In the above example, we have created an enum City with the protocol CaseIterable. After that, we use the for-loop. We are using the allCases property with the Swift for loop to iterate over the cases of the enum.

Using enum with the switch statement

Now it’s time to see how we can use the enum with the switch statement in Swift.

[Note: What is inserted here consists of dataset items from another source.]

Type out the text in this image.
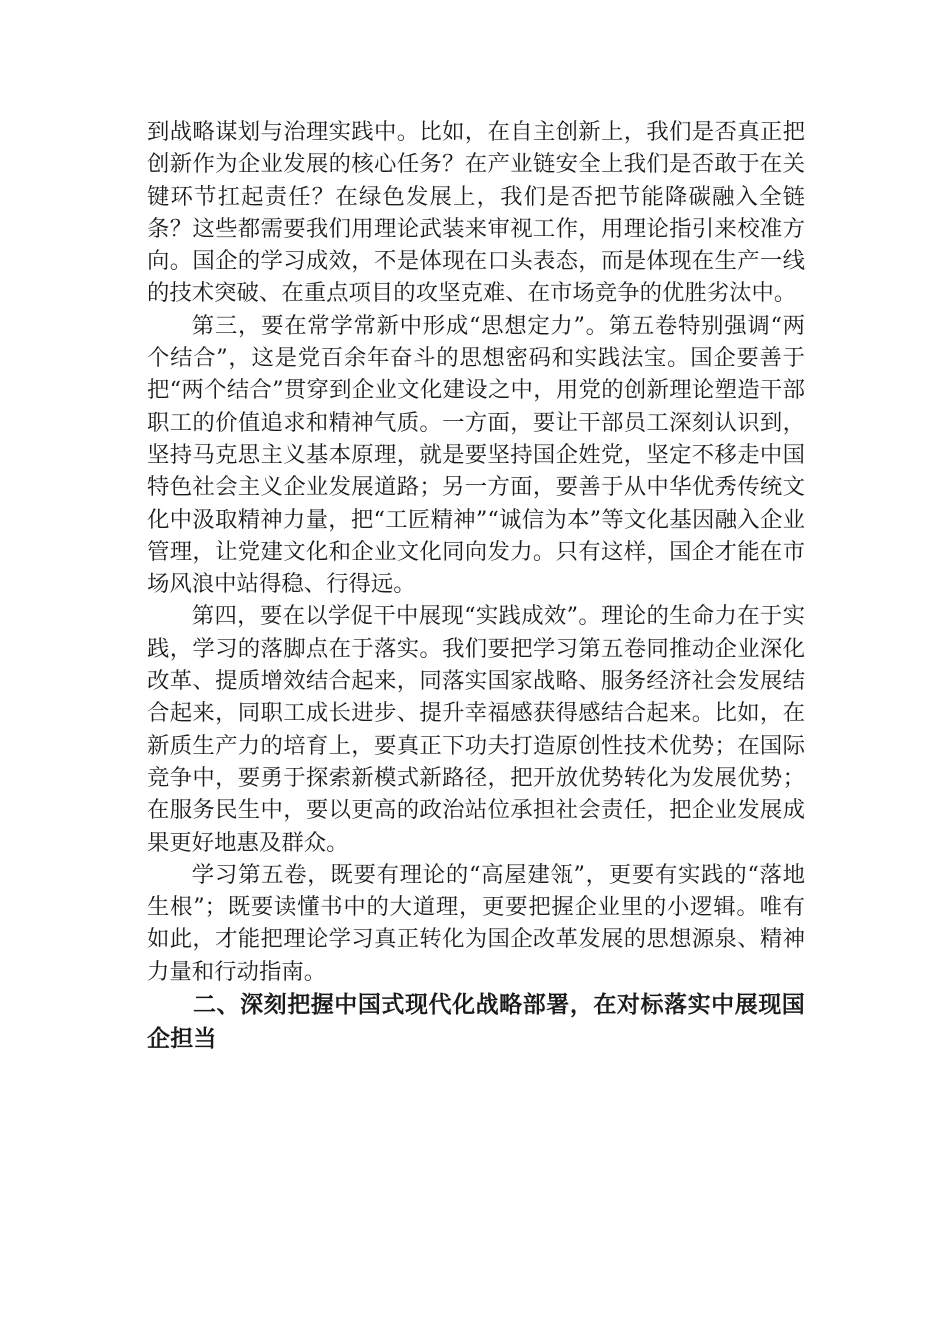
到战略谋划与治理实践中。比如，在自主创新上，我们是否真正把创新作为企业发展的核心任务？在产业链安全上我们是否敢于在关键环节扛起责任？在绿色发展上，我们是否把节能降碳融入全链条？这些都需要我们用理论武装来审视工作，用理论指引来校准方向。国企的学习成效，不是体现在口头表态，而是体现在生产一线的技术突破、在重点项目的攻坚克难、在市场竞争的优胜劣汰中。

第三，要在常学常新中形成“思想定力”。第五卷特别强调“两个结合”，这是党百余年奋斗的思想密码和实践法宝。国企要善于把“两个结合”贯穿到企业文化建设之中，用党的创新理论塑造干部职工的价值追求和精神气质。一方面，要让干部员工深刻认识到，坚持马克思主义基本原理，就是要坚持国企姓党，坚定不移走中国特色社会主义企业发展道路；另一方面，要善于从中华优秀传统文化中汲取精神力量，把“工匠精神”“诚信为本”等文化基因融入企业管理，让党建文化和企业文化同向发力。只有这样，国企才能在市场风浪中站得稳、行得远。

第四，要在以学促干中展现“实践成效”。理论的生命力在于实践，学习的落脚点在于落实。我们要把学习第五卷同推动企业深化改革、提质增效结合起来，同落实国家战略、服务经济社会发展结合起来，同职工成长进步、提升幸福感获得感结合起来。比如，在新质生产力的培育上，要真正下功夫打造原创性技术优势；在国际竞争中，要勇于探索新模式新路径，把开放优势转化为发展优势；在服务民生中，要以更高的政治站位承担社会责任，把企业发展成果更好地惠及群众。

学习第五卷，既要有理论的“高屋建瓴”，更要有实践的“落地生根”；既要读懂书中的大道理，更要把握企业里的小逻辑。唯有如此，才能把理论学习真正转化为国企改革发展的思想源泉、精神力量和行动指南。

二、深刻把握中国式现代化战略部署，在对标落实中展现国企担当
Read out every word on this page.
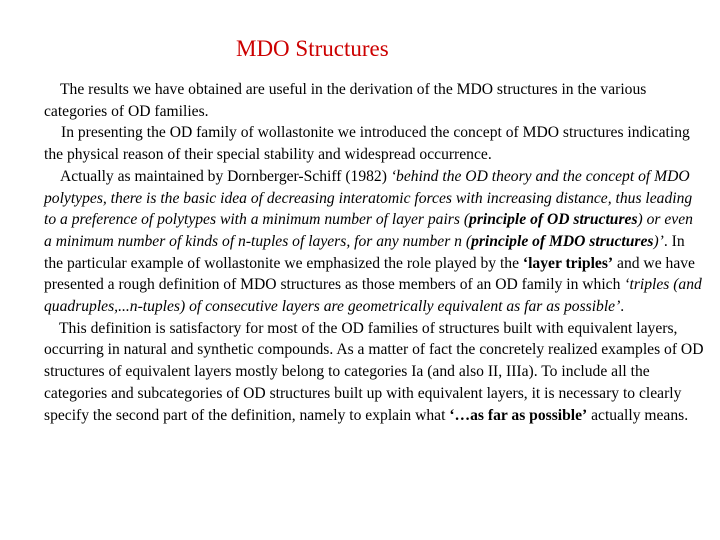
MDO Structures

The results we have obtained are useful in the derivation of the MDO structures in the various categories of OD families.

In presenting the OD family of wollastonite we introduced the concept of MDO structures indicating the physical reason of their special stability and widespread occurrence.

Actually as maintained by Dornberger-Schiff (1982) ‘behind the OD theory and the concept of MDO polytypes, there is the basic idea of decreasing interatomic forces with increasing distance, thus leading to a preference of polytypes with a minimum number of layer pairs (principle of OD structures) or even a minimum number of kinds of n-tuples of layers, for any number n (principle of MDO structures)’. In the particular example of wollastonite we emphasized the role played by the ‘layer triples’ and we have presented a rough definition of MDO structures as those members of an OD family in which ‘triples (and quadruples,...n-tuples) of consecutive layers are geometrically equivalent as far as possible’.

This definition is satisfactory for most of the OD families of structures built with equivalent layers, occurring in natural and synthetic compounds. As a matter of fact the concretely realized examples of OD structures of equivalent layers mostly belong to categories Ia (and also II, IIIa). To include all the categories and subcategories of OD structures built up with equivalent layers, it is necessary to clearly specify the second part of the definition, namely to explain what ‘…as far as possible’ actually means.
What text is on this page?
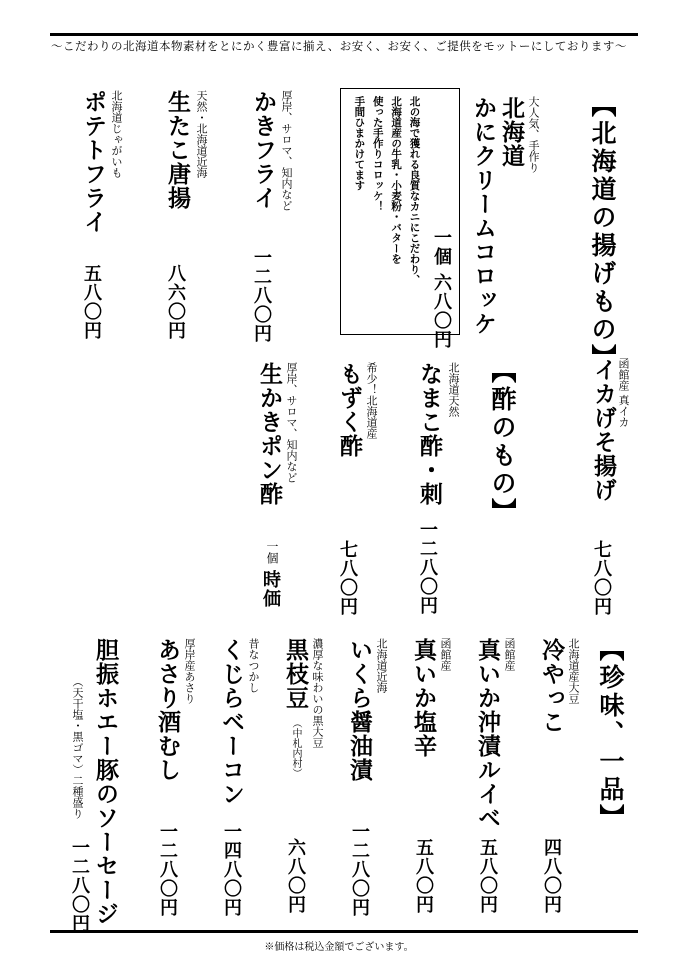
〜こだわりの北海道本物素材をとにかく豊富に揃え、お安く、お安く、ご提供をモットーにしております〜
【北海道の揚げもの】
大人気、手作り
北海道
かにクリームコロッケ
一個 六八〇円
北の海で獲れる良質なカニにこだわり、
北海道産の牛乳・小麦粉・バターを
使った手作りコロッケ！
手間ひまかけてます
厚岸、サロマ、知内など
かきフライ
一二八〇円
天然・北海道近海
生たこ唐揚
八六〇円
北海道じゃがいも
ポテトフライ
五八〇円
函館産 真イカ
イカげそ揚げ
七八〇円
【酢のもの】
北海道天然
なまこ酢・刺
一二八〇円
希少！北海道産
もずく酢
七八〇円
厚岸、サロマ、知内など
生かきポン酢
一個
時価
【珍味、一品】
北海道産大豆
冷やっこ
四八〇円
函館産
真いか沖漬ルイベ
五八〇円
函館産
真いか塩辛
五八〇円
北海道近海
いくら醤油漬
一二八〇円
濃厚な味わいの黒大豆
黒枝豆
（中札内村）
六八〇円
昔なつかし
くじらベーコン
一四八〇円
厚岸産あさり
あさり酒むし
一二八〇円
（天干塩・黒ゴマ）二種盛り 胆振ホエー豚のソーセージ
一二八〇円
※価格は税込金額でございます。
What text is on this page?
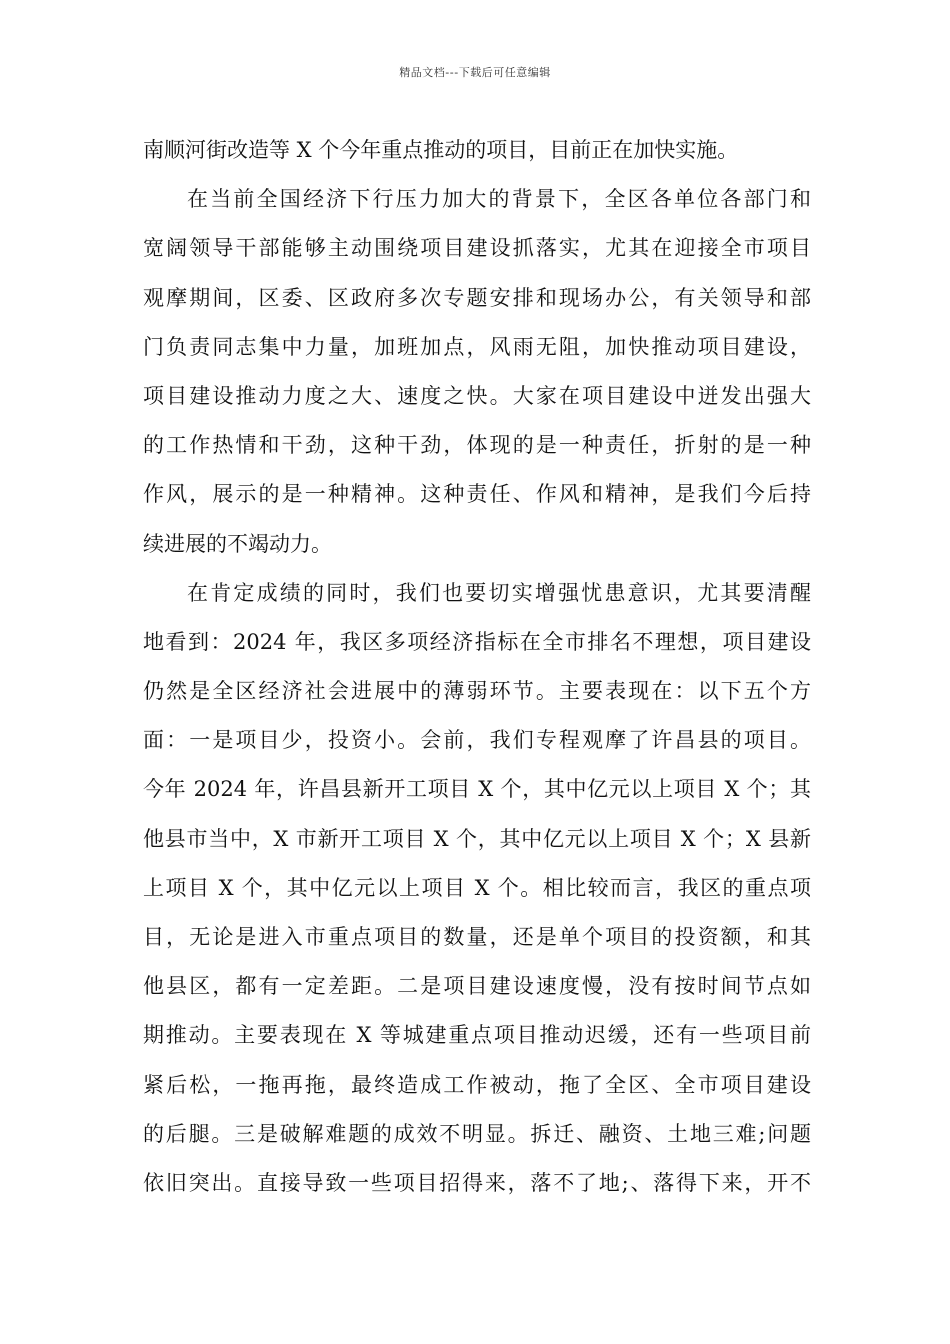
精品文档---下载后可任意编辑
南顺河街改造等 X 个今年重点推动的项目，目前正在加快实施。
在当前全国经济下行压力加大的背景下，全区各单位各部门和
宽阔领导干部能够主动围绕项目建设抓落实，尤其在迎接全市项目
观摩期间，区委、区政府多次专题安排和现场办公，有关领导和部
门负责同志集中力量，加班加点，风雨无阻，加快推动项目建设，
项目建设推动力度之大、速度之快。大家在项目建设中迸发出强大
的工作热情和干劲，这种干劲，体现的是一种责任，折射的是一种
作风，展示的是一种精神。这种责任、作风和精神，是我们今后持
续进展的不竭动力。
在肯定成绩的同时，我们也要切实增强忧患意识，尤其要清醒
地看到：2024 年，我区多项经济指标在全市排名不理想，项目建设
仍然是全区经济社会进展中的薄弱环节。主要表现在：以下五个方
面：一是项目少，投资小。会前，我们专程观摩了许昌县的项目。
今年 2024 年，许昌县新开工项目 X 个，其中亿元以上项目 X 个；其
他县市当中，X 市新开工项目 X 个，其中亿元以上项目 X 个；X 县新
上项目 X 个，其中亿元以上项目 X 个。相比较而言，我区的重点项
目，无论是进入市重点项目的数量，还是单个项目的投资额，和其
他县区，都有一定差距。二是项目建设速度慢，没有按时间节点如
期推动。主要表现在 X 等城建重点项目推动迟缓，还有一些项目前
紧后松，一拖再拖，最终造成工作被动，拖了全区、全市项目建设
的后腿。三是破解难题的成效不明显。拆迁、融资、土地三难;问题
依旧突出。直接导致一些项目招得来，落不了地;、落得下来，开不
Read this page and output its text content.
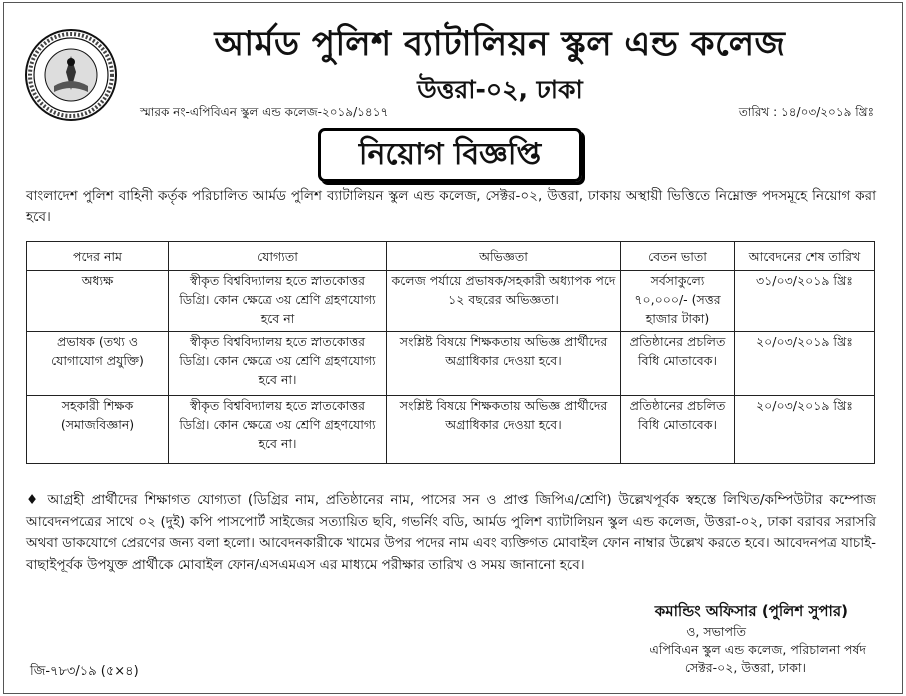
আর্মড পুলিশ ব্যাটালিয়ন স্কুল এন্ড কলেজ
উত্তরা-০২, ঢাকা
স্মারক নং-এপিবিএন স্কুল এন্ড কলেজ-২০১৯/১৪১৭	তারিখ : ১৪/০৩/২০১৯ খ্রিঃ
নিয়োগ বিজ্ঞপ্তি
বাংলাদেশ পুলিশ বাহিনী কর্তৃক পরিচালিত আর্মড পুলিশ ব্যাটালিয়ন স্কুল এন্ড কলেজ, সেক্টর-০২, উত্তরা, ঢাকায় অস্থায়ী ভিত্তিতে নিম্নোক্ত পদসমূহে নিয়োগ করা হবে।
পদের নাম	যোগ্যতা	অভিজ্ঞতা	বেতন ভাতা	আবেদনের শেষ তারিখ
অধ্যক্ষ	স্বীকৃত বিশ্ববিদ্যালয় হতে স্নাতকোত্তর ডিগ্রি। কোন ক্ষেত্রে ৩য় শ্রেণি গ্রহণযোগ্য হবে না	কলেজ পর্যায়ে প্রভাষক/সহকারী অধ্যাপক পদে ১২ বছরের অভিজ্ঞতা।	সর্বসাকুল্যে ৭০,০০০/- (সত্তর হাজার টাকা)	৩১/০৩/২০১৯ খ্রিঃ
প্রভাষক (তথ্য ও যোগাযোগ প্রযুক্তি)	স্বীকৃত বিশ্ববিদ্যালয় হতে স্নাতকোত্তর ডিগ্রি। কোন ক্ষেত্রে ৩য় শ্রেণি গ্রহণযোগ্য হবে না।	সংশ্লিষ্ট বিষয়ে শিক্ষকতায় অভিজ্ঞ প্রার্থীদের অগ্রাধিকার দেওয়া হবে।	প্রতিষ্ঠানের প্রচলিত বিধি মোতাবেক।	২০/০৩/২০১৯ খ্রিঃ
সহকারী শিক্ষক (সমাজবিজ্ঞান)	স্বীকৃত বিশ্ববিদ্যালয় হতে স্নাতকোত্তর ডিগ্রি। কোন ক্ষেত্রে ৩য় শ্রেণি গ্রহণযোগ্য হবে না।	সংশ্লিষ্ট বিষয়ে শিক্ষকতায় অভিজ্ঞ প্রার্থীদের অগ্রাধিকার দেওয়া হবে।	প্রতিষ্ঠানের প্রচলিত বিধি মোতাবেক।	২০/০৩/২০১৯ খ্রিঃ
♦ আগ্রহী প্রার্থীদের শিক্ষাগত যোগ্যতা (ডিগ্রির নাম, প্রতিষ্ঠানের নাম, পাসের সন ও প্রাপ্ত জিপিএ/শ্রেণি) উল্লেখপূর্বক স্বহস্তে লিখিত/কম্পিউটার কম্পোজ আবেদনপত্রের সাথে ০২ (দুই) কপি পাসপোর্ট সাইজের সত্যায়িত ছবি, গভর্নিং বডি, আর্মড পুলিশ ব্যাটালিয়ন স্কুল এন্ড কলেজ, উত্তরা-০২, ঢাকা বরাবর সরাসরি অথবা ডাকযোগে প্রেরণের জন্য বলা হলো। আবেদনকারীকে খামের উপর পদের নাম এবং ব্যক্তিগত মোবাইল ফোন নাম্বার উল্লেখ করতে হবে। আবেদনপত্র যাচাই-বাছাইপূর্বক উপযুক্ত প্রার্থীকে মোবাইল ফোন/এসএমএস এর মাধ্যমে পরীক্ষার তারিখ ও সময় জানানো হবে।
কমান্ডিং অফিসার (পুলিশ সুপার)
ও, সভাপতি
এপিবিএন স্কুল এন্ড কলেজ, পরিচালনা পর্ষদ
সেক্টর-০২, উত্তরা, ঢাকা।
জি-৭৮৩/১৯ (৫×৪)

Below is an example where we are using an enum with a switch statement:

enum City {
    case London, Chicago, Delhi, Geneva
}

// Creating enum variable of City type
var currentCity = City.Delhi

// Using enum with switch statement
switch(currentCity) {
  case .Chicago:
    print("I am in Chicago.")

  case .Delhi:
    print("I am in Delhi")

   case .Geneva:
     print("I am in Geneva");
    
   case .London:
     print("I am in London");
}

Output:

I am in Delhi

Swift enum with rawValue

We can also assign values to each of the enum cases like you can see in the code sample below:

enum Price : Int {
  case low = 5000
  case high = 9500
  ...
}

In the above example, we have assigned 5000 to the low case and 9500 to the high case. These values we assigned in this example are called the raw values.

You can see that we have used the Int keyword with our enum name which defines that the cases in the enum only can take integer raw values.

Accessing rawValue from enum

If we want to access raw value from our enum, then we can do it easily. Below is how we can access a raw value:

// access raw value
Price.low.rawValue

Below is the example:

enum Price : Int {
  case low = 5000
  case high = 9500
}

// access raw value
var priceLow = Price.low.rawValue

print(priceLow)

Output:

5000

In our above example, we have first created an enum Price. We have created two raw values low and high that can accept only integer types of values. After that, we are accessing the raw value of low using the rawValue property in Swift.

In this example, we have created the raw values of integer types. But it can also be of strings, characters, integers, or floating-point number types.

Associated Values of Swift enum

We can also attach additional information to a Swift enum case just like below:

enum Employer {
  
  // associate value
  case fullName(String)
  ...
}

In the above code, we have attached a string type in the fullName case.

Now below is given how we are assigning the associated value to the case:

Employer.fullName("Linda Anderson")

Example of associated values in Swift Enumerations

Now see the example below:

enum Employer {
  
  // associate value of string type
  case fullName(String)
    
  //associate value of integer type
  case age(Int)
}

// Assigning string type value to fullName
var employerName = Employer.fullName("Linda Anderson")
print(employerName)

// Assigning integer type value to age
var employerAge = Employer.age(28)
print(employerAge)

Output:

fullName("Linda Anderson")
age(28)

In the example above, the string type associated value Linda Anderson is assigned to the fullName case. On the other hand, the integer type associated value 28 is assigned to the age case.